我正在使用 Python+MySQLdb 设计一个 crontab 作业,从 MySQL 中提取数据,生成 XML 文件并将其压缩。是的,这是每天中午发生的归档任务。
我的代码:
#!/usr/bin/env python
#encoding: utf-8
from dmconfig import DmConf
#from dmdb import Dmdb
import redis
import MySQLdb
import dawnutils
import time
from datetime import datetime, timedelta, date
conf = DmConf().loadConf()
db = MySQLdb.connect(host=conf["DbHost"],user=conf['DbAccount'],passwd=conf['DbPassword'],\
db=conf['DbName'],charset=conf['DbCharset'])
cache = redis.Redis(host=conf['RedisHost'], port=conf['RedisPort'],
db=conf['Redisdbid'], password=conf['RedisPassword'])
#cursor = db.cursor()
def try_reconnect(conn):
try:
conn.ping()
except:
conn = MySQLdb.connect(host=conf["DbHost"],user=conf['DbAccount'],passwd=conf['DbPassword'],\
db=conf['DbName'],charset=conf['DbCharset'])
def zip_task(device, start, stop):
#cursor = db.cursor()
format = "%Y%m%d%H%M%S"
begin = time.strftime("%Y-%m-%d %H:%M:%S",time.strptime(start,format))
end = time.strftime("%Y-%m-%d %H:%M:%S",time.strptime(stop,format))
print "%s (%s,%s)"%(device, begin, end)
sql = "SELECT * from `period` WHERE `snrCode` = \"%s\" AND `time` > \"%s\" AND `time` < \"%s\" ORDER BY `recId` DESC"%(device, begin, end)
print sql
cursor = db.cursor()
try_reconnect(db)
t1 = time.time()
try:
cursor.execute(sql)
results = cursor.fetchall()
except MySQLdb.Error,e:
print "Error %s"%(e)
print ("SQL takes %f seconds"%(time.time()-t1))

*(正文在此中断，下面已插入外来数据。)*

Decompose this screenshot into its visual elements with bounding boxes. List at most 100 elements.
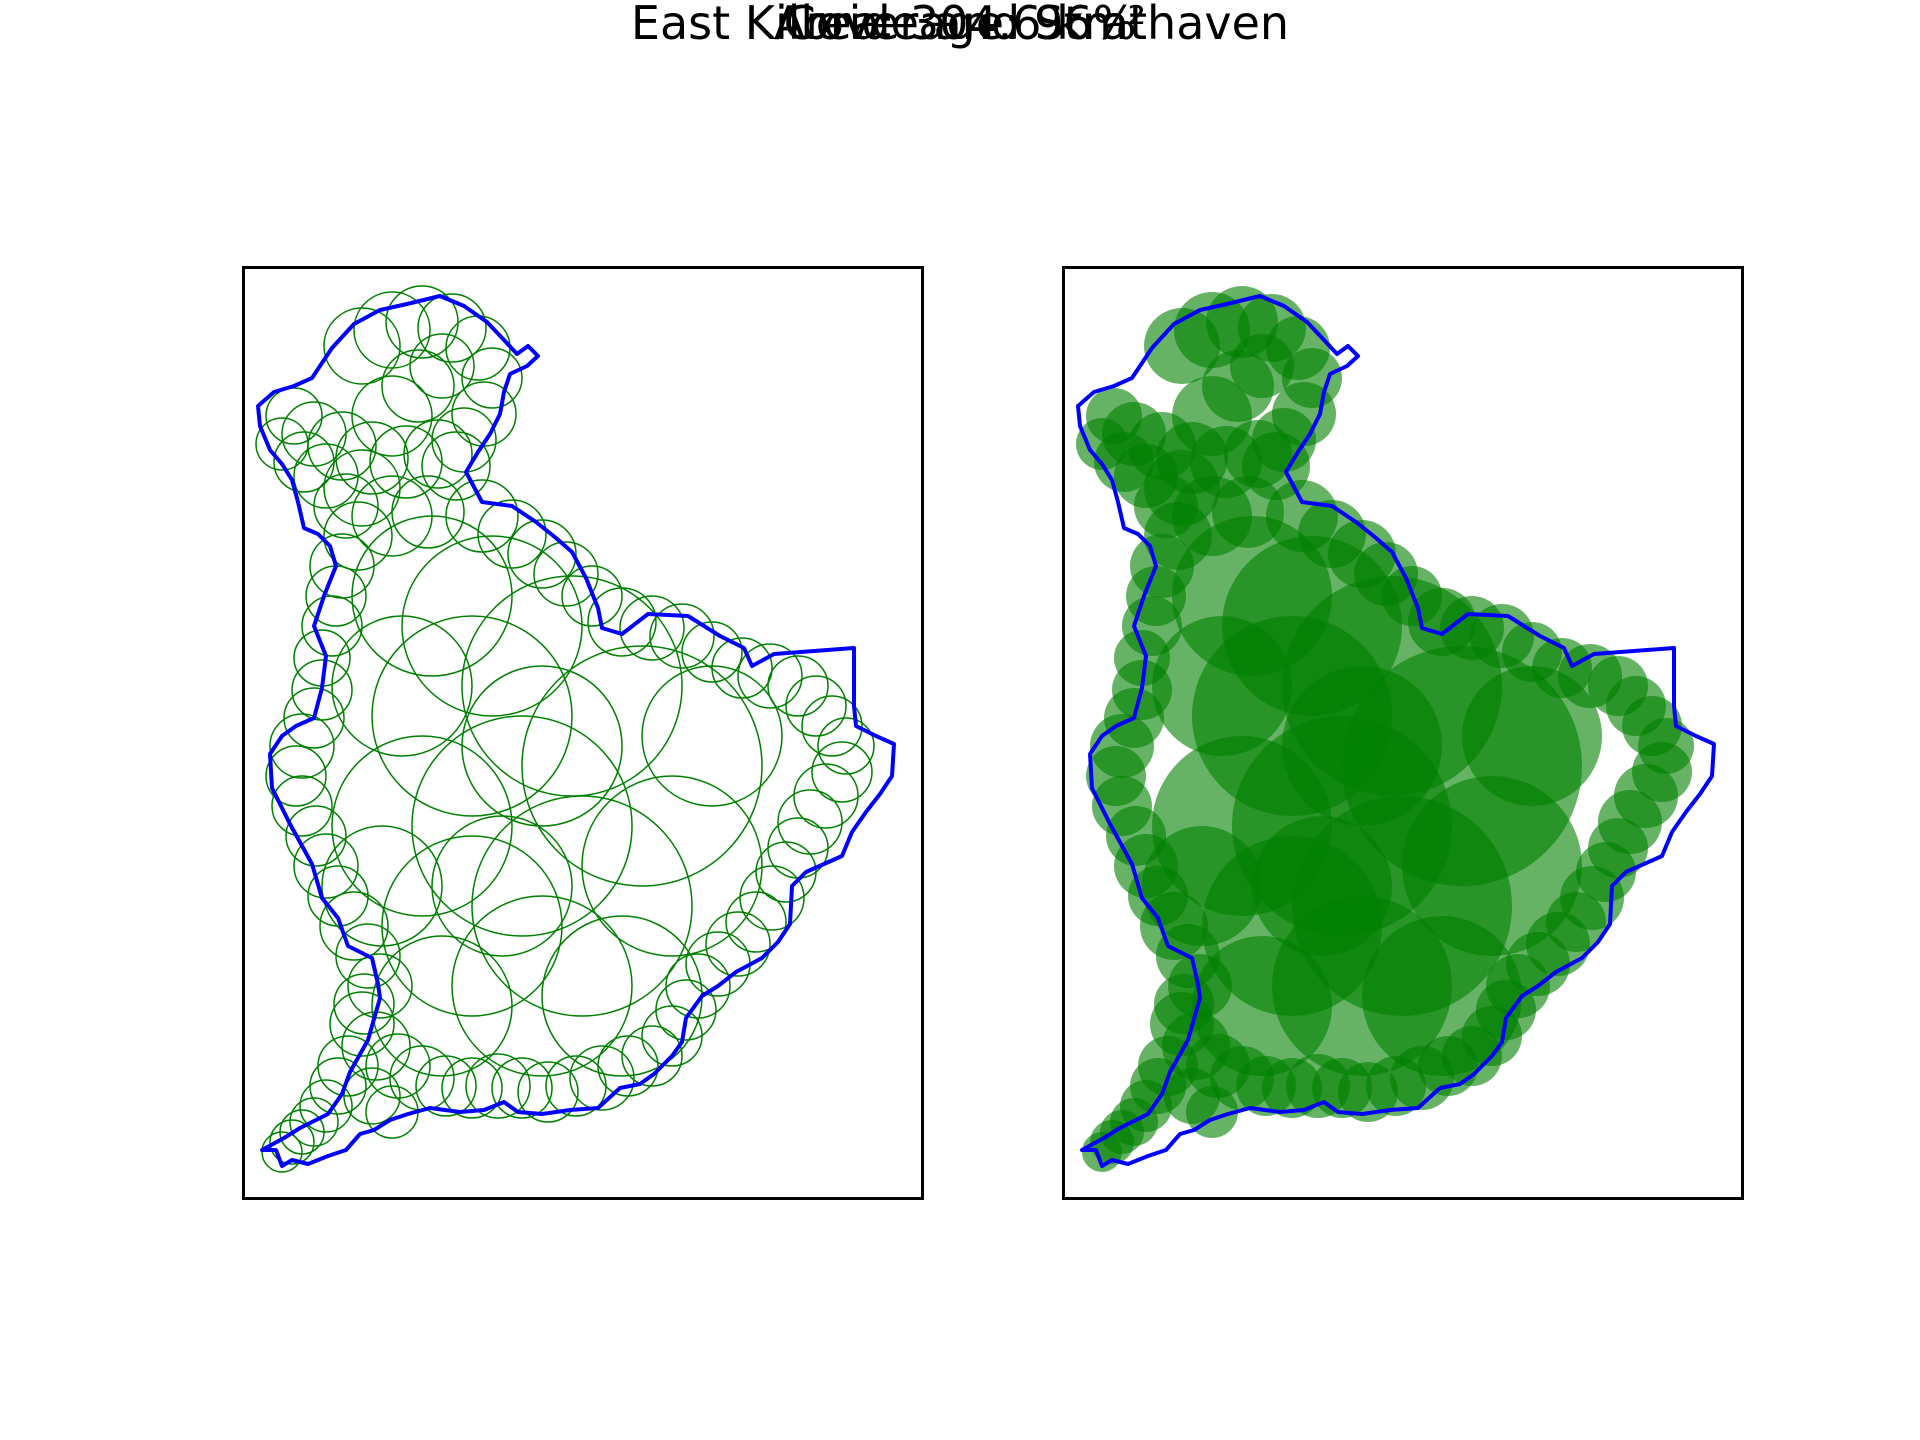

print ("len of reconds, %d"%len(results))
#for row in results:
#print row
def dispatcher(devSet, start, stop):
print "size of set: %d"%len(devSet)
print devSet
for dev in devSet:
zip_task(dev, start, stop)
def archive_task_queue():
today = datetime.now()
oneday = timedelta(days=1)
yesterday = today - oneday
format = "%Y%m%d%H%M%S"
begin = time.strftime(format, yesterday.timetuple())[:8] + '120000'
end = time.strftime(format, today.timetuple())[:8] + '120000'
sql = "SELECT * from `logbook` WHERE `login` > \"%s\" AND `login` < \"%s\" AND `logout` > \"%s\" AND `logout` < \"%s\""%(begin, end, begin, end)
print sql
cursor = db.cursor()
reclist = []
try:
cursor.execute(sql)
results = cursor.fetchall()
for row in results:
#print row
reclist.append(row[1])
except MySQLdb.Error,e:
print "Error %s"%(e)
#reclist = [u'A2H300001']
if len(reclist):
dispatcher(set(reclist), begin, end)
db.close()
if __name__ == '__main__':
archive_task_queue()
在我的代码中,我将查询设备事件日志,并获取当天设置的事件设备。并一一查询每个设备的数据集。这些问题是随着第二阶段查询而来的。运行后查看我的控制台:
SELECT * from `logbook` WHERE `login` > "20160720120000" AND `login` < "20160721 120000" AND `logout` > "20160720120000" AND `logout` < "20160721120000"
size of set: 4
set([u'B1H700001', u'B1H700002', u'A1E500018', u'A2H300001'])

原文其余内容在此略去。